With the feedback from the questionnaire, I learned that both native Chinese speakers and non-Chinese speakers managed to focus on the sound and recognize the breakdown of rhythm, regardless of the content. For the non-Chinese-speaking viewers, the rhythm was very clearly identified in the listening process and the connection between the sound space and the visual wall was widely understood. The Chinese audience brought a fascinating and imaginative ‘reading’ of a sonic–visual world related to tradition and history and even expressed a kind of ‘mind-roaming’ inside Chinese painting. The different designs of the sound and visual spaces caused varied reactions from the audience. The space that separated the visual and sound components offered a much more dissociated sensorial experience, urging viewers to merge two forms of sensory experience. Meanwhile, the integrated sonic–visual space was a more immersive physical space, combined with voice and imagery, which offered the visitors an integrated sensorial experience. In other words, the two contemporary artistic experiments dealing with the relationship between sound and imagery demonstrated that, in accordance with my attempt in this project, the integrated sonic–visual art form can offer a stronger presentation in investigating the rules of rhythm in the specific context of the Chinese aesthetic experience.
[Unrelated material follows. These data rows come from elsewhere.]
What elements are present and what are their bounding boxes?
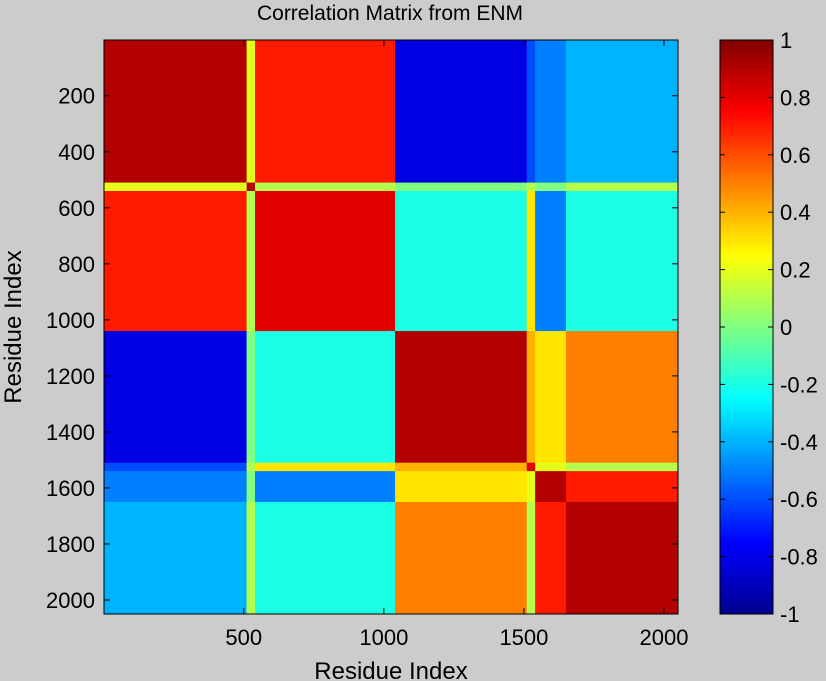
x-tick-label: 1500 [499,625,548,650]
heatmap-cell [104,471,248,503]
heatmap-cell [535,331,567,464]
y-tick-label: 1200 [46,364,95,389]
heatmap-cell [526,462,536,472]
heatmap-cell [104,40,248,184]
x-tick-label: 1000 [359,625,408,650]
y-axis: 200 400 600 800 1000 1200 1400 1600 1800 2000 [46,84,678,613]
heatmap-cell [565,190,679,332]
heatmap-cell [535,471,567,503]
colorbar-axis: 1 0.8 0.6 0.4 0.2 0 -0.2 -0.4 -0.6 -0.8 -1 [720,28,818,627]
heatmap-cell [246,462,256,472]
heatmap-cell [526,331,536,464]
heatmap-cell [565,331,679,464]
heatmap-cell [104,182,248,192]
colorbar-tick-label: 0 [780,315,792,340]
heatmap-cell [565,501,679,615]
heatmap-cell [395,182,528,192]
heatmap-cell [246,40,256,184]
colorbar [719,39,774,615]
colorbar-tick-label: 1 [780,28,792,53]
heatmap-cell [246,471,256,503]
heatmap-cell [565,471,679,503]
heatmap-cell [246,182,256,192]
heatmap-cell [395,331,528,464]
y-tick-label: 200 [58,84,95,109]
heatmap-cell [565,182,679,192]
heatmap-cell [104,190,248,332]
heatmap-cell [254,331,396,464]
heatmap-cell [565,40,679,184]
x-tick-label: 2000 [640,625,689,650]
y-tick-label: 1800 [46,532,95,557]
heatmap-cell [535,40,567,184]
colorbar-tick-label: -0.4 [780,430,818,455]
colorbar-tick-label: -0.2 [780,372,818,397]
x-axis-label: Residue Index [314,658,467,681]
heatmap-cell [395,462,528,472]
y-tick-label: 1600 [46,476,95,501]
heatmap-cell [254,182,396,192]
heatmap-cell [254,190,396,332]
heatmap-cell [395,40,528,184]
chart-title: Correlation Matrix from ENM [257,2,523,25]
heatmap-cell [526,182,536,192]
colorbar-tick-label: 0.4 [780,200,811,225]
y-axis-label: Residue Index [0,250,27,403]
heatmap-cell [565,462,679,472]
x-tick-label: 500 [225,625,262,650]
heatmap-cell [535,190,567,332]
heatmap-cell [535,462,567,472]
heatmap-cell [526,40,536,184]
colorbar-tick-label: 0.2 [780,258,811,283]
heatmap-cell [246,331,256,464]
colorbar-tick-label: -0.8 [780,545,818,570]
heatmap-cell [254,471,396,503]
y-tick-label: 1400 [46,420,95,445]
heatmap-cell [254,501,396,615]
colorbar-tick-label: -1 [780,602,800,627]
colorbar-tick-label: -0.6 [780,487,818,512]
colorbar-tick-label: 0.6 [780,143,811,168]
heatmap-cell [246,190,256,332]
heatmap-cell [526,190,536,332]
heatmap-cell [254,40,396,184]
heatmap-cell [395,501,528,615]
heatmap-cell [246,501,256,615]
heatmap-cell [395,471,528,503]
colorbar-tick-label: 0.8 [780,85,811,110]
heatmap-cell [104,462,248,472]
heatmap-cell [254,462,396,472]
heatmap-cell [395,190,528,332]
heatmap-cell [104,501,248,615]
heatmap-cell [104,331,248,464]
heatmap [104,40,679,615]
plot-frame [103,39,679,615]
y-tick-label: 800 [58,252,95,277]
heatmap-cell [526,471,536,503]
x-axis: 500 1000 1500 2000 [225,40,688,650]
heatmap-cell [535,182,567,192]
y-tick-label: 1000 [46,308,95,333]
y-tick-label: 400 [58,140,95,165]
y-tick-label: 2000 [46,588,95,613]
y-tick-label: 600 [58,196,95,221]
heatmap-cell [535,501,567,615]
heatmap-cell [526,501,536,615]
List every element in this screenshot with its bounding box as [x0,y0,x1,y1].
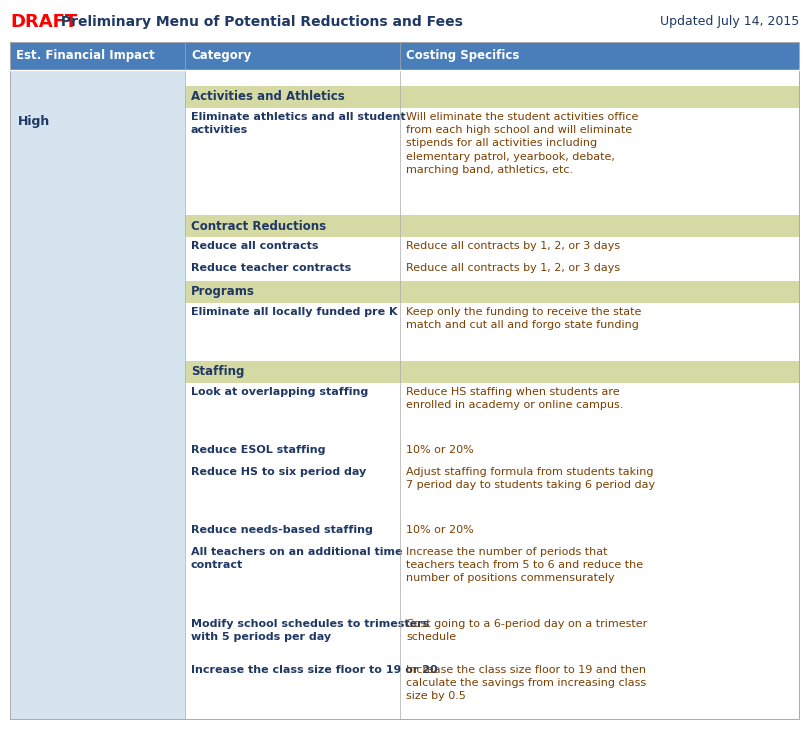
Text: Reduce HS staffing when students are
enrolled in academy or online campus.: Reduce HS staffing when students are enr… [406,387,624,410]
Text: All teachers on an additional time
contract: All teachers on an additional time contr… [191,547,403,571]
Bar [185,86,799,108]
Text: Eliminate all locally funded pre K: Eliminate all locally funded pre K [191,307,397,317]
Text: Preliminary Menu of Potential Reductions and Fees: Preliminary Menu of Potential Reductions… [56,15,463,29]
Text: Cost going to a 6-period day on a trimester
schedule: Cost going to a 6-period day on a trimes… [406,619,647,642]
Text: Reduce all contracts by 1, 2, or 3 days: Reduce all contracts by 1, 2, or 3 days [406,263,621,273]
Text: Reduce all contracts: Reduce all contracts [191,241,319,251]
Text: Will eliminate the student activities office
from each high school and will elim: Will eliminate the student activities of… [406,112,638,175]
Text: Activities and Athletics: Activities and Athletics [191,90,345,104]
Text: Increase the class size floor to 19 and then
calculate the savings from increasi: Increase the class size floor to 19 and … [406,665,646,702]
Text: Staffing: Staffing [191,366,244,378]
Bar [10,70,185,719]
Text: 10% or 20%: 10% or 20% [406,445,474,455]
Text: High: High [18,115,50,128]
Text: Reduce all contracts by 1, 2, or 3 days: Reduce all contracts by 1, 2, or 3 days [406,241,621,251]
Text: Keep only the funding to receive the state
match and cut all and forgo state fun: Keep only the funding to receive the sta… [406,307,642,330]
Bar [185,215,799,237]
Bar [185,281,799,303]
Text: Reduce needs-based staffing: Reduce needs-based staffing [191,525,373,535]
Bar [185,361,799,383]
Text: 10% or 20%: 10% or 20% [406,525,474,535]
Text: Modify school schedules to trimesters
with 5 periods per day: Modify school schedules to trimesters wi… [191,619,430,642]
Text: Increase the class size floor to 19 or 20: Increase the class size floor to 19 or 2… [191,665,438,675]
Text: Increase the number of periods that
teachers teach from 5 to 6 and reduce the
nu: Increase the number of periods that teac… [406,547,643,583]
Text: Programs: Programs [191,286,255,298]
Text: Contract Reductions: Contract Reductions [191,220,326,232]
Text: Reduce HS to six period day: Reduce HS to six period day [191,467,366,477]
Text: Updated July 14, 2015: Updated July 14, 2015 [660,16,799,29]
Text: Costing Specifics: Costing Specifics [406,50,519,62]
Bar [10,42,799,70]
Text: Reduce teacher contracts: Reduce teacher contracts [191,263,351,273]
Text: Est. Financial Impact: Est. Financial Impact [16,50,155,62]
Text: Adjust staffing formula from students taking
7 period day to students taking 6 p: Adjust staffing formula from students ta… [406,467,655,490]
Bar [185,70,799,719]
Text: Eliminate athletics and all student
activities: Eliminate athletics and all student acti… [191,112,405,135]
Text: Look at overlapping staffing: Look at overlapping staffing [191,387,368,397]
Text: Category: Category [191,50,252,62]
Text: DRAFT: DRAFT [10,13,77,31]
Text: Reduce ESOL staffing: Reduce ESOL staffing [191,445,325,455]
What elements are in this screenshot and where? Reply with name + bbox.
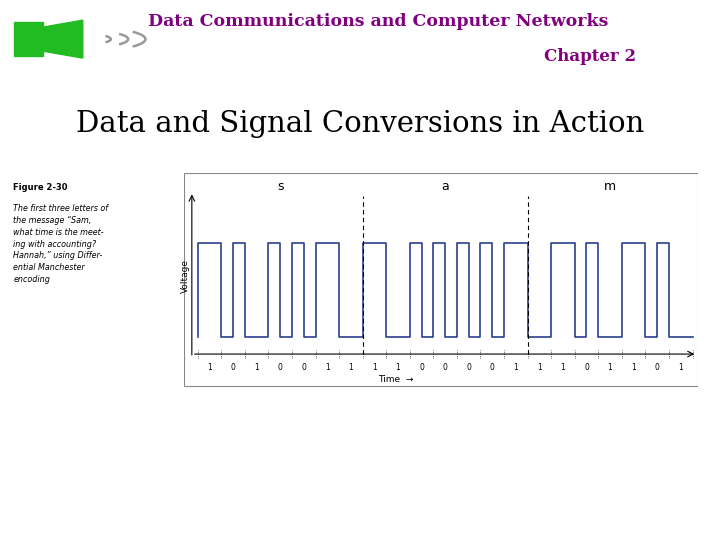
Text: 1: 1 <box>325 363 330 372</box>
Text: 1: 1 <box>372 363 377 372</box>
Text: The first three letters of
the message “Sam,
what time is the meet-
ing with acc: The first three letters of the message “… <box>14 204 109 284</box>
Text: m: m <box>604 180 616 193</box>
Text: 0: 0 <box>419 363 424 372</box>
Text: 1: 1 <box>537 363 541 372</box>
Text: 1: 1 <box>561 363 565 372</box>
Text: 1: 1 <box>513 363 518 372</box>
Text: 0: 0 <box>278 363 283 372</box>
Text: 1: 1 <box>395 363 400 372</box>
Text: 1: 1 <box>631 363 636 372</box>
Text: 1: 1 <box>608 363 613 372</box>
Text: 0: 0 <box>584 363 589 372</box>
Text: 0: 0 <box>302 363 306 372</box>
Text: s: s <box>277 180 284 193</box>
Text: 0: 0 <box>467 363 471 372</box>
Text: a: a <box>441 180 449 193</box>
Text: Voltage: Voltage <box>181 259 190 293</box>
Polygon shape <box>43 20 83 58</box>
Text: Chapter 2: Chapter 2 <box>544 48 636 65</box>
Bar <box>14 22 43 56</box>
Text: Data Communications and Computer Networks: Data Communications and Computer Network… <box>148 14 608 30</box>
Text: 1: 1 <box>678 363 683 372</box>
Text: 1: 1 <box>207 363 212 372</box>
Text: 0: 0 <box>654 363 660 372</box>
Text: 1: 1 <box>254 363 259 372</box>
Text: 1: 1 <box>348 363 354 372</box>
Text: 0: 0 <box>230 363 235 372</box>
Text: Data and Signal Conversions in Action: Data and Signal Conversions in Action <box>76 110 644 138</box>
Text: Figure 2-30: Figure 2-30 <box>14 183 68 192</box>
Text: Time  →: Time → <box>378 375 413 384</box>
Text: 0: 0 <box>490 363 495 372</box>
Text: 0: 0 <box>443 363 448 372</box>
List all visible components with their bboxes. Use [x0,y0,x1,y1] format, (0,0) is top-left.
Finally, it is important to acknowledge that in the historical time frame, Eastern rhythmic rules developed in parallel with Western poetic and musical rhythmic schemes and forms of notation. Eastern forms are distinct compared to Western systems and are the sole theoretical foundation of this research. Yet, I also need to clarify that even though the rules of rhythm have evolved over thousands of years of China’s long history, the historical and theoretical contexts of this project have many layers, since it stands as an artistic practice-based project and is not about the research, per se. Rather, it is about assimilating rules and expanding the research to create an experimental framework for the practice. This project necessitates a kind of contextualization of theory and historical facts, but it is a practice I use as a methodology for reclaiming and visualizing traditional rhythmic rules. I work within and also break the layers of the rules or regulations I found in my historical and theoretical research in order to gain a deeper and more complete understanding of pre-modern Chinese culture, and in this way I reimagine contemporary Chinese art in the context of Chinese aesthetics.
At the same time, this work also reaches out to younger audiences outside Chinese cultural circles. Though I use Chinese history and the Chinese language as a case study, it relates to other cultures struggling with cultural reclamation as well. It considers a specific kind of loss of indigenous history, culture, and language, one that has occurred in Ireland, Africa, South America, and all cultures surviving forms of linguistic colonialism. I think this is what I can offer as an artist in this time of dramatic reevaluation of cultural identity.